University hopes to get extension of charter for its East Palo Alto schools
The nonprofit Stanford New Schools, which runs the East Palo Alto Academy, welcomes the opportunity to keep operating its elementary school and high school.
The Ravenswood City School District board of trustees last week denied a five-year renewal of the Stanford New Schools charter, citing dissatisfaction with state test scores in its new elementary school grades, but left open the possibility of extending the charter for a shorter period.
Deborah Stipek, dean of Stanford's School of Education and president of the nonprofit Stanford New Schools, which runs East Palo Academy Elementary School and East Palo Alto Academy High School, welcomed the opportunity to continue operating the schools.
"While the trustees were very enthusiastic about the high school, they expressed concern about the elementary school, which had only two years of data when the charter came up for renewal," Stipek said. "If the district extends the charter, that would give us the chance to demonstrate that we can succeed with the elementary school in the same way that we have succeeded with the high school."
The East Palo Alto Academy High School opened in 2001 as a joint project of Stanford, a Bay Area nonprofit organization and the school district. Stanford assumed full responsibility for the high school in 2005; it now has 300 students in grades 9-12.
Stipek said the high school has an 86 percent graduation rate, compared with the state average of 80 percent. More than 90 percent of the students who graduated from the East Palo Alto Academy High School last year were admitted to colleges.
"More than 50 percent of them were admitted to four-year colleges – more than twice the rate for African American and Latino students in the state as a whole," she said. "And Stanford raises considerable money for scholarships to ensure that the students who are admitted to college will be able to attend."

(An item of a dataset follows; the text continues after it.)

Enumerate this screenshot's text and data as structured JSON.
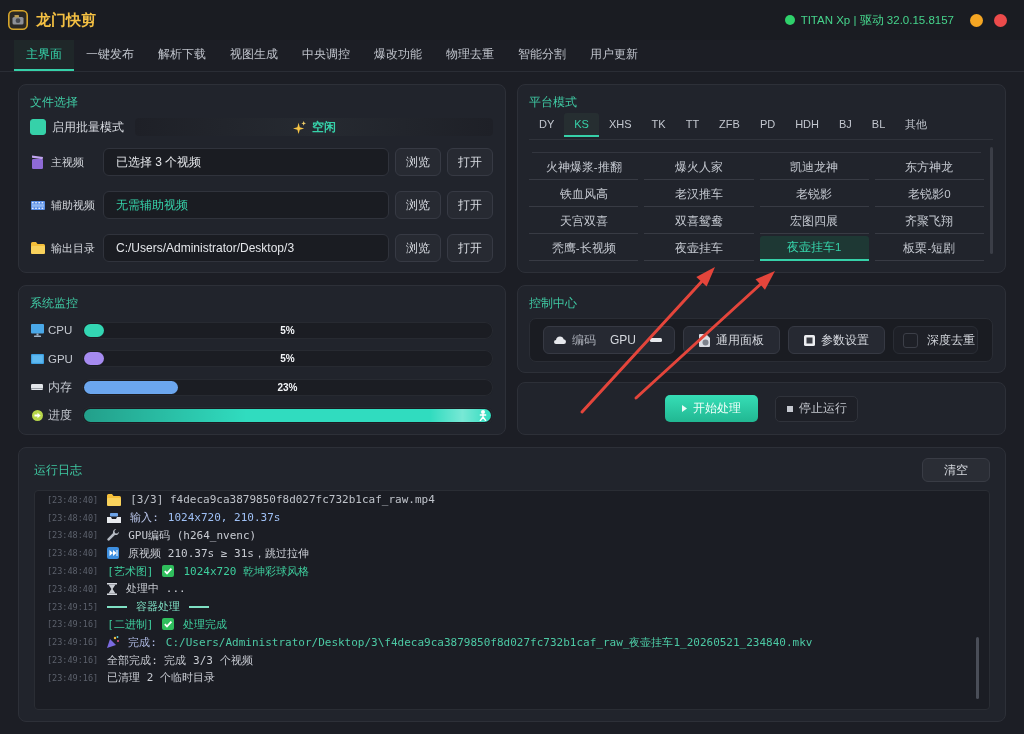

The East Palo Alto Academy Elementary School opened in 2006. It has 270 students enrolled in kindergarten through fourth grade, and eighth grade; Stanford had planned to add a fifth grade next year.
"Like most new charter schools, it takes time to become effective in improving student performance," Stipek said. "It is not uncommon for a charter school to take three to four years before we see a significant growth in test scores, which we expect will happen in the next two years at the elementary school."
In March, the state of California listed the East Palo Alto Academy – the name given to the combined charter school campuses – as a "persistently low-achieving school," based on the school's low rate of achievement as the elementary grades were added.
Stanford has appealed that designation, saying it is inaccurate based on the state's own criteria.
According to the state, a "persistently low-achieving school" is one that has not gained at least 50 points on the Academic Performance Index – the metric California uses to assess its schools – over the last five years. (The index is a single number, ranging from 200 to 1,000, that reflects the school's performance level, based on the results of statewide testing.)
Stipek said the East Palo Alto Academy actually achieved a 76-point overall gain over this time period; the high school alone had an even greater gain of 84 points.
The academy's index was 605, compared with scores of 480 or less for the bottom 5 percent of schools in the state.
Stipek said the state refused to consider all five years of data because the state changed the school identification code when the elementary grades were added.